Mr. Mathur says that even if India falls short of those ambitious goals, just coming close will have a huge impact on the concentration of greenhouse gases in the world and pollution within the country.

“Even a year and a half ago, I didn’t expect we would go out on a limb and say electric vehicles are a public policy goal for us. It is truly exciting,” he said in an interview.

Besides reducing the choking pollution in India’s cities, moving to electric vehicles also makes sense because the country has excess generation capacity in the underused coal-fired plants and is too heavily reliant on petroleum imports, which present a geopolitical risk.

“There has for a very long time been a push to reduce the growth in imports,” Mr. Mathur said. “This is one of those perfect policy opportunities, with short-term and long-term benefits.”

Navroz Dubash, a fellow at the Center for Policy Research in New Delhi, cautions that even though India is likely to meet its additional energy needs in the future from renewable sources, that does not mean India is about to stop burning coal tomorrow.

“It is important not to draw from this that India’s tryst with coal is necessarily done,” Mr. Dubash said, “just that there are signs it will end sooner and at a lower level than expected.”

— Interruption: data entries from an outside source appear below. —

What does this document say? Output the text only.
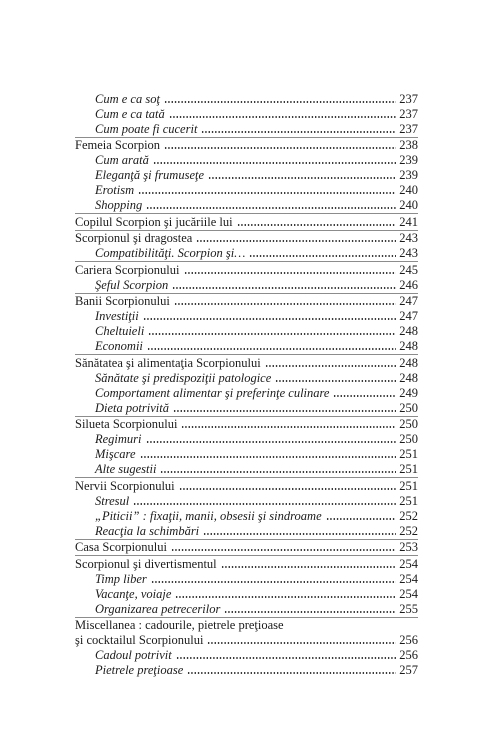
Cum e ca soţ	237
Cum e ca tată	237
Cum poate fi cucerit	237
Femeia Scorpion	238
Cum arată	239
Eleganţă şi frumuseţe	239
Erotism	240
Shopping	240
Copilul Scorpion şi jucăriile lui	241
Scorpionul şi dragostea	243
Compatibilităţi. Scorpion şi…	243
Cariera Scorpionului	245
Şeful Scorpion	246
Banii Scorpionului	247
Investiţii	247
Cheltuieli	248
Economii	248
Sănătatea şi alimentaţia Scorpionului	248
Sănătate şi predispoziţii patologice	248
Comportament alimentar şi preferinţe culinare	249
Dieta potrivită	250
Silueta Scorpionului	250
Regimuri	250
Mişcare	251
Alte sugestii	251
Nervii Scorpionului	251
Stresul	251
„Piticii” : fixaţii, manii, obsesii şi sindroame	252
Reacţia la schimbări	252
Casa Scorpionului	253
Scorpionul şi divertismentul	254
Timp liber	254
Vacanţe, voiaje	254
Organizarea petrecerilor	255
Miscellanea : cadourile, pietrele preţioase
şi cocktailul Scorpionului	256
Cadoul potrivit	256
Pietrele preţioase	257
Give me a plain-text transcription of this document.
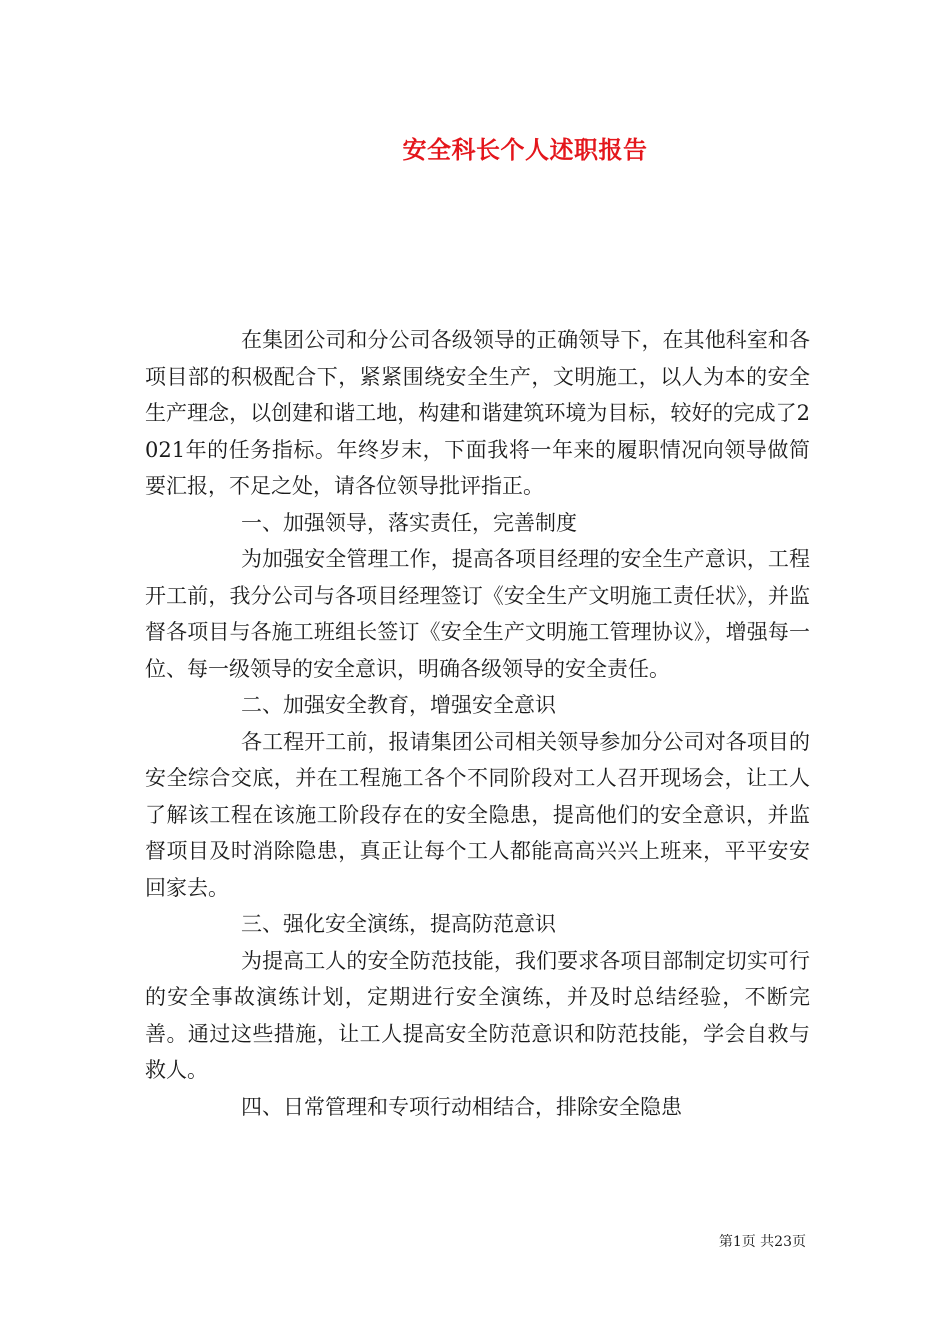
安全科长个人述职报告

在集团公司和分公司各级领导的正确领导下，在其他科室和各项目部的积极配合下，紧紧围绕安全生产，文明施工，以人为本的安全生产理念，以创建和谐工地，构建和谐建筑环境为目标，较好的完成了2021年的任务指标。年终岁末，下面我将一年来的履职情况向领导做简要汇报，不足之处，请各位领导批评指正。

一、加强领导，落实责任，完善制度

为加强安全管理工作，提高各项目经理的安全生产意识，工程开工前，我分公司与各项目经理签订《安全生产文明施工责任状》，并监督各项目与各施工班组长签订《安全生产文明施工管理协议》，增强每一位、每一级领导的安全意识，明确各级领导的安全责任。

二、加强安全教育，增强安全意识

各工程开工前，报请集团公司相关领导参加分公司对各项目的安全综合交底，并在工程施工各个不同阶段对工人召开现场会，让工人了解该工程在该施工阶段存在的安全隐患，提高他们的安全意识，并监督项目及时消除隐患，真正让每个工人都能高高兴兴上班来，平平安安回家去。

三、强化安全演练，提高防范意识

为提高工人的安全防范技能，我们要求各项目部制定切实可行的安全事故演练计划，定期进行安全演练，并及时总结经验，不断完善。通过这些措施，让工人提高安全防范意识和防范技能，学会自救与救人。

四、日常管理和专项行动相结合，排除安全隐患

第1页 共23页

India canceled 13.7 gigawatts of proposed coal-fired power plants last month alone, the Institute for Energy Economics and Financial Analysis said. The government has admitted that an additional 8.6 gigawatts of coal-fired generation capacity built at a cost of $9 billion is potentially no longer financially viable because of competition from renewable sources, the institute said.

This is hopeful news for the world, said Mr. Tongia, because the only way for the world not to grow too warm is for “developing countries, especially India, to do more, to come in lower than budget, to do their unfair share.”

And, Mr. Tongia said, “the good news” is that India has decided that it is in its interest to do its “unfair share.”